Laserstein, Weimar Cumhuriyeti döneminde Berlin’de yaşamış ve eserlerini de burada vermiştir. Büyük ölçüde Birinci Dünya Savaşı’nın sonuçları nedeniyle, bu dönem siyasi ve ekonomik huzursuzlukların yaşandığı bir dönemdi. Yine de, biraz paradoksal olarak, 1920’lerin Berlin’i aynı zamanda hızla gelişmekte olan modern bir şehirdi. Kültürel ve toplumsal normlar değişim içindeydi ve o dönemde diğer Batı ülkelerinde olduğu gibi, kadınların algılanan rolü ve statüsü hızla gelişiyordu.

Bu ortamda Laserstein, genç yaşta ressam olma ve asla evlenmeme niyetini açıklayarak bir sanatçı olarak yolunu çizdi. (1938’de Nazi rejiminden kaçarken İsveç vatandaşlığını alabilmek için İsveçli bir adamla, Sven Marcus’la evlendi, ancak ikisi hiçbir zaman birlikte yaşamadı.)

Berlin’de sanat eserlerini sergilemek ve satmak için pek çok fırsat vardı, ancak erkeklere kıyasla Laserstein’ın sanat ortamına tam olarak erişmesi hâlâ zordu. Örneğin kadınlar ancak 1910’larda Alman sanat okullarına kabul edilmeye başlanmıştı.

Laserstein o dönemde Berlin Sanat Akademisi’ne kabul edilen az sayıdaki kadından biriydi. Başarılı olarak 1925’te akademinin altın madalyasını kazandı ve eğitiminin son iki yılında hocası Erich Wolfsfeld’in yıldız öğrencisi (Atelier Meisterschüler) oldu, bu durum ona kendine ait bir atölyeye sahip olma şansı sunmuş oldu.

Gelir elde etmek için stüdyosunda özel dersler verdi. Yarışmalara katılarak ve çağdaş resimli dergilerde resimlerini yayınlayarak kamuoyunda tanınmaya çalıştı. Resim tarzı, modernist gerçekçilik ile çalışmalarına güvenilirlik kazandırabilecek daha geleneksel temsil biçimleri arasında ince ve sofistike bir çizgide ilerliyordu.

Sanat tarihçisi Marsha Meskimmon da benzer bir okuma yapıyor: “Laserstein’ın o dönemde çalıştığı bağlam içinde bakıldığında, bu resim ‘kadın’ ve ‘sanatçı’ kategorileri arasındaki sorunlu ilişkinin ve bunların anlamlı bir şekilde bir araya getirilebileceği bir biçim bulma çabalarının paradigmatik bir örneğidir.”

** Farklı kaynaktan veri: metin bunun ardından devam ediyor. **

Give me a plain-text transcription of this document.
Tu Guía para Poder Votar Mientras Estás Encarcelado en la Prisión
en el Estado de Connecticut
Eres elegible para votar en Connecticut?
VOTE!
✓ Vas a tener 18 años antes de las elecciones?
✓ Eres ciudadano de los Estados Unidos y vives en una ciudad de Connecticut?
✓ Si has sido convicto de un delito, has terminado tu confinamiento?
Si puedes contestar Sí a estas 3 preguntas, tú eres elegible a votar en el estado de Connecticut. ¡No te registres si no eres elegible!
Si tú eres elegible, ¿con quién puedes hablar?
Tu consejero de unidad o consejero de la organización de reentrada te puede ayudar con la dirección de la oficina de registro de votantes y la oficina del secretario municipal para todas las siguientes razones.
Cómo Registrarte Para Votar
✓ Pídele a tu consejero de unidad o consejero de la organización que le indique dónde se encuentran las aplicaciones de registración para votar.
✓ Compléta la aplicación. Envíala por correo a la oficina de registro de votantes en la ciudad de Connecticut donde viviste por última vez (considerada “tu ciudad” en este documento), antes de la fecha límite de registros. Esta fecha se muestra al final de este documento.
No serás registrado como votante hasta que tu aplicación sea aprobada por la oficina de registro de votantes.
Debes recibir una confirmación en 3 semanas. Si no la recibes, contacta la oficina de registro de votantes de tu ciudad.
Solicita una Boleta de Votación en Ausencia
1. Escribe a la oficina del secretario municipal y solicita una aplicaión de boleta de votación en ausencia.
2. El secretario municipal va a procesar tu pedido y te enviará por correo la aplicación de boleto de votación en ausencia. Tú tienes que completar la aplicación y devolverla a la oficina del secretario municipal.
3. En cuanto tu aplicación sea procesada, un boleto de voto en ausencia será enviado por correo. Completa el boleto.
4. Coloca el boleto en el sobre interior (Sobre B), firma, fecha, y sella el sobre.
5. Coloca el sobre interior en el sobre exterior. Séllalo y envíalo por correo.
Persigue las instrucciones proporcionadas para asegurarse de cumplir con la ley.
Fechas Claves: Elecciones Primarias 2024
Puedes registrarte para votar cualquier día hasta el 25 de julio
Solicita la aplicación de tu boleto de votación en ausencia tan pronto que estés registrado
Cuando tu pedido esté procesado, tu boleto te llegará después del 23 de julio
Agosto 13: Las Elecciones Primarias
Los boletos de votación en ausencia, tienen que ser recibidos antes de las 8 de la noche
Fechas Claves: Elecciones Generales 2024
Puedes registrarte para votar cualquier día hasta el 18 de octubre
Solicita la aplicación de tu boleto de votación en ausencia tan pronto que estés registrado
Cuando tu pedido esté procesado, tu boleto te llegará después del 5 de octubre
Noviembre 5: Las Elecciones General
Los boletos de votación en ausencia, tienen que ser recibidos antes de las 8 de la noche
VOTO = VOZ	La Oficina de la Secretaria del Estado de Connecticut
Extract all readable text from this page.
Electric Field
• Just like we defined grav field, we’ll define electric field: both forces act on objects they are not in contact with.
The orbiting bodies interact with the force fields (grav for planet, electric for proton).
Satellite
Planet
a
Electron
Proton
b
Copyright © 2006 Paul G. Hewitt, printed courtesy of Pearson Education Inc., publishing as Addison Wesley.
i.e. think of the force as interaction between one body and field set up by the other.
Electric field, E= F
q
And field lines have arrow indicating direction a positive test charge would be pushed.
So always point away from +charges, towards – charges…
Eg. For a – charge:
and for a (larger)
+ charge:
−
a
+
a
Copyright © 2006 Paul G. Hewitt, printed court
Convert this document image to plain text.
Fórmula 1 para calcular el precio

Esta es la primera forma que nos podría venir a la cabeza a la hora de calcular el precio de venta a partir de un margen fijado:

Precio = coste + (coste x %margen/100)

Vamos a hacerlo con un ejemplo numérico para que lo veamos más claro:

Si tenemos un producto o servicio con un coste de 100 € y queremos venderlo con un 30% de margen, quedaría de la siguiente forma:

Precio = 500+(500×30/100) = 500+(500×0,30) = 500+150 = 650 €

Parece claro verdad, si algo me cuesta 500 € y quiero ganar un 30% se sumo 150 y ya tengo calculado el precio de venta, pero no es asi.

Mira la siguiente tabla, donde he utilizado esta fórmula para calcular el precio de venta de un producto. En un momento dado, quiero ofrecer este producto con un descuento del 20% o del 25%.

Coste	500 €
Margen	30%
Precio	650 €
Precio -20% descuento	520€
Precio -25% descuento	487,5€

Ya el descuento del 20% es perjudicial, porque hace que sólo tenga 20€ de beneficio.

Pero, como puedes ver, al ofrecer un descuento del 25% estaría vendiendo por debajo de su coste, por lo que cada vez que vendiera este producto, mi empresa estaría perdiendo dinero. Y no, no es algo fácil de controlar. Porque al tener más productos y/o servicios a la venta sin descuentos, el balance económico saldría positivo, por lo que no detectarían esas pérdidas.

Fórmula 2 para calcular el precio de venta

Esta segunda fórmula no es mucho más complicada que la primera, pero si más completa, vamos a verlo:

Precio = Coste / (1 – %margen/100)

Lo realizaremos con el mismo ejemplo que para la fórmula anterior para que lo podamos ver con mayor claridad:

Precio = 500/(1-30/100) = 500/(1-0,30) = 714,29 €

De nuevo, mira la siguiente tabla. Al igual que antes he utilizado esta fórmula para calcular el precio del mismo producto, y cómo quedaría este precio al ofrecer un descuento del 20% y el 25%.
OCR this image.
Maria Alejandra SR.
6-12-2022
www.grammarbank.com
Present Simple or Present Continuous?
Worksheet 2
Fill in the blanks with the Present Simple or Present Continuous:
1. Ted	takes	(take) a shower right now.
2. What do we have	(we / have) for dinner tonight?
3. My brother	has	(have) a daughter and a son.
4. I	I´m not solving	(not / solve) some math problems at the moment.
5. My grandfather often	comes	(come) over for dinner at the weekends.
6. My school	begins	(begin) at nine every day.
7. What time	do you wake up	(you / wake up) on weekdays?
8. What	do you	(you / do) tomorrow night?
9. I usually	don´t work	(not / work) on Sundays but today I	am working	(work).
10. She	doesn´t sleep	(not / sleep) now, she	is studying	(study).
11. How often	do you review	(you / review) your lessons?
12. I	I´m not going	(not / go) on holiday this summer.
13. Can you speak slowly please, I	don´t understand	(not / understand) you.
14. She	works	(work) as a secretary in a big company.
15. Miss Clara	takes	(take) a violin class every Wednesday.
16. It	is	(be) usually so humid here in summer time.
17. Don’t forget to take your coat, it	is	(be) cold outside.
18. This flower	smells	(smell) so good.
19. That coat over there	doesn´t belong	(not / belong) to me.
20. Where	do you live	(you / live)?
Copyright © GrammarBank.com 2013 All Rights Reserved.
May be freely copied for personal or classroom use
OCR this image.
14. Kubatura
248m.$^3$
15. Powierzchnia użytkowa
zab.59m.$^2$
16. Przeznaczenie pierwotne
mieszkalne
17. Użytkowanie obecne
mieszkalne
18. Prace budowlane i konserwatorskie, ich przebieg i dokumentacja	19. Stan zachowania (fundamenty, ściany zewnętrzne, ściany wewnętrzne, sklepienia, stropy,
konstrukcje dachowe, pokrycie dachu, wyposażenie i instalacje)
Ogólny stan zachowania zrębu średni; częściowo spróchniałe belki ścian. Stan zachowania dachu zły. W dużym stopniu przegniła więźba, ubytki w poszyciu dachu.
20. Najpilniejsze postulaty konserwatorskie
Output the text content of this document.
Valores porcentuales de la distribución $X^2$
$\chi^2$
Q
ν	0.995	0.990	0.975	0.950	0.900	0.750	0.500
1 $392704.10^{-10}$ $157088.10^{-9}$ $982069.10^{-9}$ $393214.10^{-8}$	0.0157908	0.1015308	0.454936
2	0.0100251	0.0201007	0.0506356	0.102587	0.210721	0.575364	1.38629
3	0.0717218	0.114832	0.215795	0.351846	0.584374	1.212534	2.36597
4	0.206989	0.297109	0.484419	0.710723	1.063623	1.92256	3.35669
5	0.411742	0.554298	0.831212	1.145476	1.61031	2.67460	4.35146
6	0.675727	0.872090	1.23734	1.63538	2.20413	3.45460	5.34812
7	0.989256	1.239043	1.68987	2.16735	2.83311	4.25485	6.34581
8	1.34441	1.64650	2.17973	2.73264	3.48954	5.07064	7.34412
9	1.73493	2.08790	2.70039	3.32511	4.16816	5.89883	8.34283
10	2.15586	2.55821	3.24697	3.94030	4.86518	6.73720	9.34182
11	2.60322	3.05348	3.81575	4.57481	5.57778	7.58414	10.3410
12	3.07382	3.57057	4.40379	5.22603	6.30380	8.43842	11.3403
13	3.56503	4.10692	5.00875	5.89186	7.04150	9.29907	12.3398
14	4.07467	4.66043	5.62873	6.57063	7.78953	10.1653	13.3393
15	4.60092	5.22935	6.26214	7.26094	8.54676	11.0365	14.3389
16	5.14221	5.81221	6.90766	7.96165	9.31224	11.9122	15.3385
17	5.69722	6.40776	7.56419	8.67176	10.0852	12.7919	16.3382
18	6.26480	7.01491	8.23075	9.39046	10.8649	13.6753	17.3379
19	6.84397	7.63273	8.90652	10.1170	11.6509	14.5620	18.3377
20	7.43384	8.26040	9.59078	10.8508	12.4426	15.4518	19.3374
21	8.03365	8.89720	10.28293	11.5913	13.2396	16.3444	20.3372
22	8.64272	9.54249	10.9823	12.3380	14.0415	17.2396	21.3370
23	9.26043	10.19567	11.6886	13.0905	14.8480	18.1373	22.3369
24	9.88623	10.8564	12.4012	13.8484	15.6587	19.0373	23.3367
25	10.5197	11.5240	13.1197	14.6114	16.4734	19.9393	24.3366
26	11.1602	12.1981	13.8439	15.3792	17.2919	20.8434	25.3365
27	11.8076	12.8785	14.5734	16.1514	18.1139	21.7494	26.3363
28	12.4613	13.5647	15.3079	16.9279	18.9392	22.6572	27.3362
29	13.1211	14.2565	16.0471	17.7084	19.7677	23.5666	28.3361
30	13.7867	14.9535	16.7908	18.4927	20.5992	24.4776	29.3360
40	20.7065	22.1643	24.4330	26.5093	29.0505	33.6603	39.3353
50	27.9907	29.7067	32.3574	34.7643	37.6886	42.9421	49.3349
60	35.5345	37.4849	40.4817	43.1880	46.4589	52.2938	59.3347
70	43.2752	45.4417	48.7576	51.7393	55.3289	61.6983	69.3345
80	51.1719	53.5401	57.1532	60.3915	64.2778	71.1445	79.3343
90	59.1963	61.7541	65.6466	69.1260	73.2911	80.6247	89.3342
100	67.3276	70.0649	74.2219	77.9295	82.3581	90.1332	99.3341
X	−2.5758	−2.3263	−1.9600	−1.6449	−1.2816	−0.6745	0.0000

Yine de Laserstein’ın bir sanatçı olarak umut verici çizgisi, 1935’ten sonra Almanya’daki yeni Nazi ırk yasalarının onu “Dörtte Üç Yahudi” olarak etiketlemesi ve kendi ülkesinde halka açık sergiler açmasının yasaklanmasıyla kısıtlandı. Daha sonra atölyesini terk etmek zorunda kaldı ve bir süre özel (ve tehdit altındaki) bir Yahudi okulunda öğretmenlik yaparak geçimini sağladı. 1937 yılında İsveç’e göç etmeyi seçti.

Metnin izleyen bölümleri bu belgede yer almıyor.